Mayıs-hazirandaki mini krizden - %20 civarındaki devalüasyon- sonra, dikkat çeken bir noktada, ithalatta hiçbir gerileme görülmemesidir. Halbuki, doların değer kazanması, ithalatı pahalı hale getirdiğinden yavaşlama veya eğilimi görülmeliydi. Genel düşüş bir yana, tüketim malları ithalatında bile artış söz konusudur. İthalatta artış oranı %19.3. Bu durum, ülkemiz ekonomisinin ithalata ne denli göbekten bağlandığının bir başka işaretidir.
Diğer bir konu, açıklanan verilere göre, ilk kez özel sektörün dış borcunun olağanüstü büyüyerek, kamu borcunu geçmiş olmasıdır. Bu oldukça tehlikeli bir durum. Hatırlarsanız, 2001 krizi sonrası pozisyon açığı (döviz yetersizliği) bulunan pek çok banka battı, döviz cinsi borcu olan bir sürü işletme iflasa sürüklendi, el değiştirdi. Ama sanayi, genel olarak büyük yaralar almadan atlattı ve kısa zamanda toparlandı. Kriz, mali-kriz (daha çok siyasi operasyon) olarak kaldı.
Her ne kadar, bu paranın önemli bölümü kamu finansmanına aktarılıyor olsa da, TL ye çevrilen bölümü ve geriye kalan kısmı, kur artışlarına karşı -bütün- özel sektörü ciddi şekilde tehdit ediyor. Kur artışının, faiz oranını aşması dışardan borçlanan özel sektörü sıkıntıya sokacak, daha üstünde artışlar dökülmesine neden olacaktır. Çok daha ciddi artışlar olması halinde -ki olası görmemek gerekir-, tarihimizde ilk kez özel sektör kaynaklı kriz yaşanabilecektir. Gidişin özel sektörün parça parça dökülerek, el değiştirmesi şeklinde olacağı daha akla yakındır. “Kural olarak, yatırımcılar için en iyi satınalma fırsatı kriz ortamlarında ortaya çıkar.”

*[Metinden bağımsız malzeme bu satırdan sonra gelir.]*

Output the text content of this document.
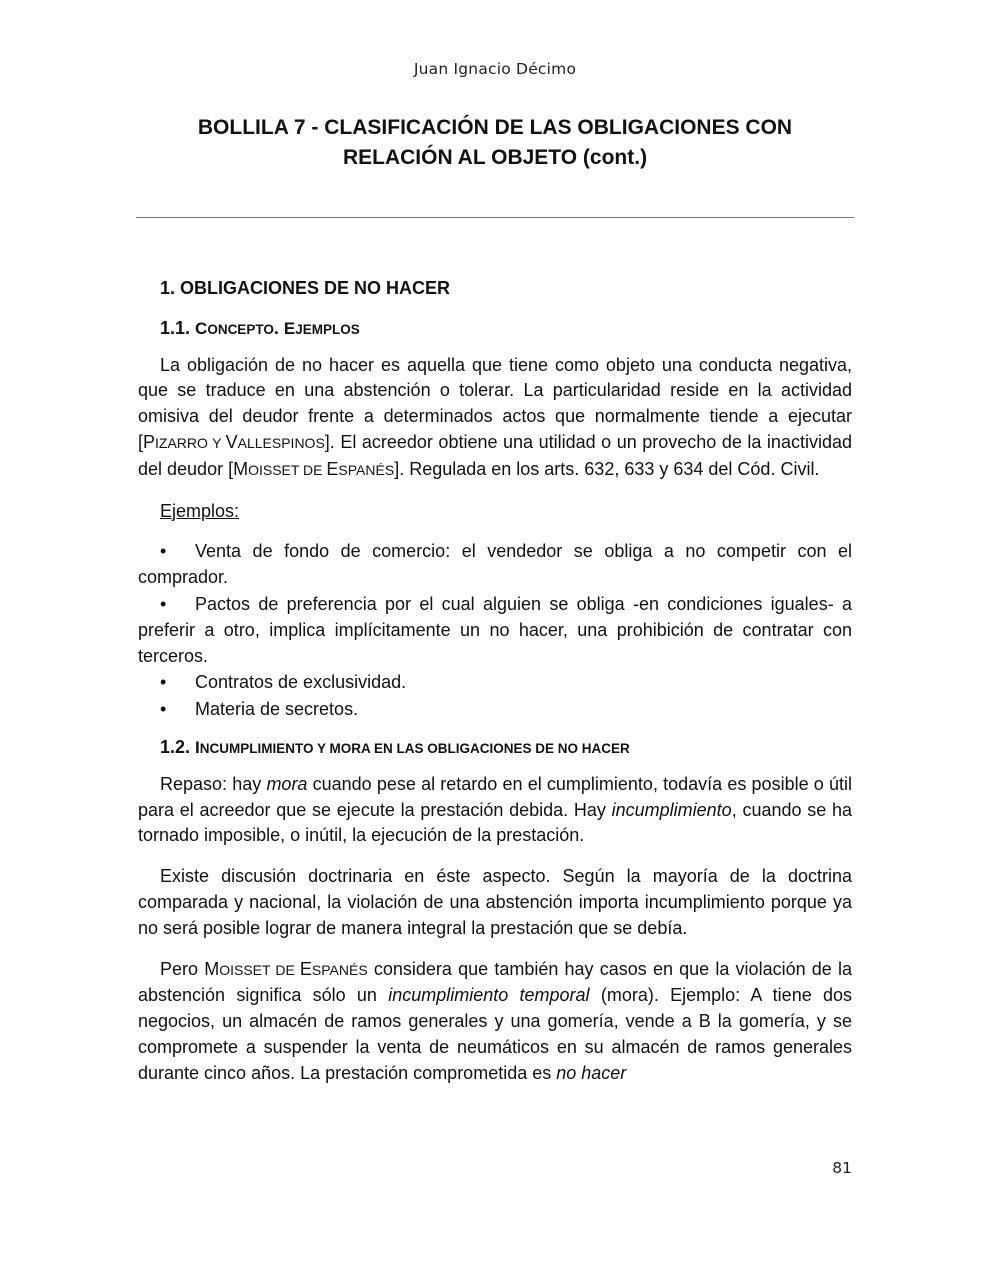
Juan Ignacio Décimo
BOLLILA 7 - CLASIFICACIÓN DE LAS OBLIGACIONES CON
RELACIÓN AL OBJETO (cont.)
1. OBLIGACIONES DE NO HACER
1.1. CONCEPTO. EJEMPLOS

La obligación de no hacer es aquella que tiene como objeto una conducta negativa, que se traduce en una abstención o tolerar. La particularidad reside en la actividad omisiva del deudor frente a determinados actos que normalmente tiende a ejecutar [PIZARRO Y VALLESPINOS]. El acreedor obtiene una utilidad o un provecho de la inactividad del deudor [MOISSET DE ESPANÉS]. Regulada en los arts. 632, 633 y 634 del Cód. Civil.

Ejemplos:
• Venta de fondo de comercio: el vendedor se obliga a no competir con el comprador.
• Pactos de preferencia por el cual alguien se obliga -en condiciones iguales- a preferir a otro, implica implícitamente un no hacer, una prohibición de contratar con terceros.
• Contratos de exclusividad.
• Materia de secretos.
1.2. INCUMPLIMIENTO Y MORA EN LAS OBLIGACIONES DE NO HACER

Repaso: hay mora cuando pese al retardo en el cumplimiento, todavía es posible o útil para el acreedor que se ejecute la prestación debida. Hay incumplimiento, cuando se ha tornado imposible, o inútil, la ejecución de la prestación.

Existe discusión doctrinaria en éste aspecto. Según la mayoría de la doctrina comparada y nacional, la violación de una abstención importa incumplimiento porque ya no será posible lograr de manera integral la prestación que se debía.

Pero MOISSET DE ESPANÉS considera que también hay casos en que la violación de la abstención significa sólo un incumplimiento temporal (mora). Ejemplo: A tiene dos negocios, un almacén de ramos generales y una gomería, vende a B la gomería, y se compromete a suspender la venta de neumáticos en su almacén de ramos generales durante cinco años. La prestación comprometida es no hacer

81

Peki sizin gördüğünüzü, niye başkaları görmüyor, koskoca profesörler- ekonomistler ve hatta başbakan öyle söylemiyor diye sorarsanız, 1- Bir kısmı görüyor ama derdi bizimkiyle aynı değil. Onların derdi riski görüp, borsa-faiz-dolar denkleminde nereye yatırım yapılması gerektiğini hesaplayıp, danışmanı oldukları yatırımcılara bilgi vermek ve bizzat kendi yatırımlarını yönetmek. Bunları gün boyu TV lerde seyrediyoruz. 2- Bir kısmı gerçekten görmüyor, ülkemiz ekonomisini kitaplardan öğrendikleri gibi yorumlamaya çalışıyor, haliyle dış etkileri göz ardı ediyor. Örneğin, Almanya ekonomisi gibi anlamaya ve açıklamaya çalışıyor. 3- Diğer bir kısmı görüyor, ama bu sistemden başka bir sistemi mümkün görmediği için, çözümü yine burada arayarak çuvallıyor. 4- Sayıları azda olsa, aynen böyle söyleyenler, radyo-tv-gazetelerden size ulaşamıyor.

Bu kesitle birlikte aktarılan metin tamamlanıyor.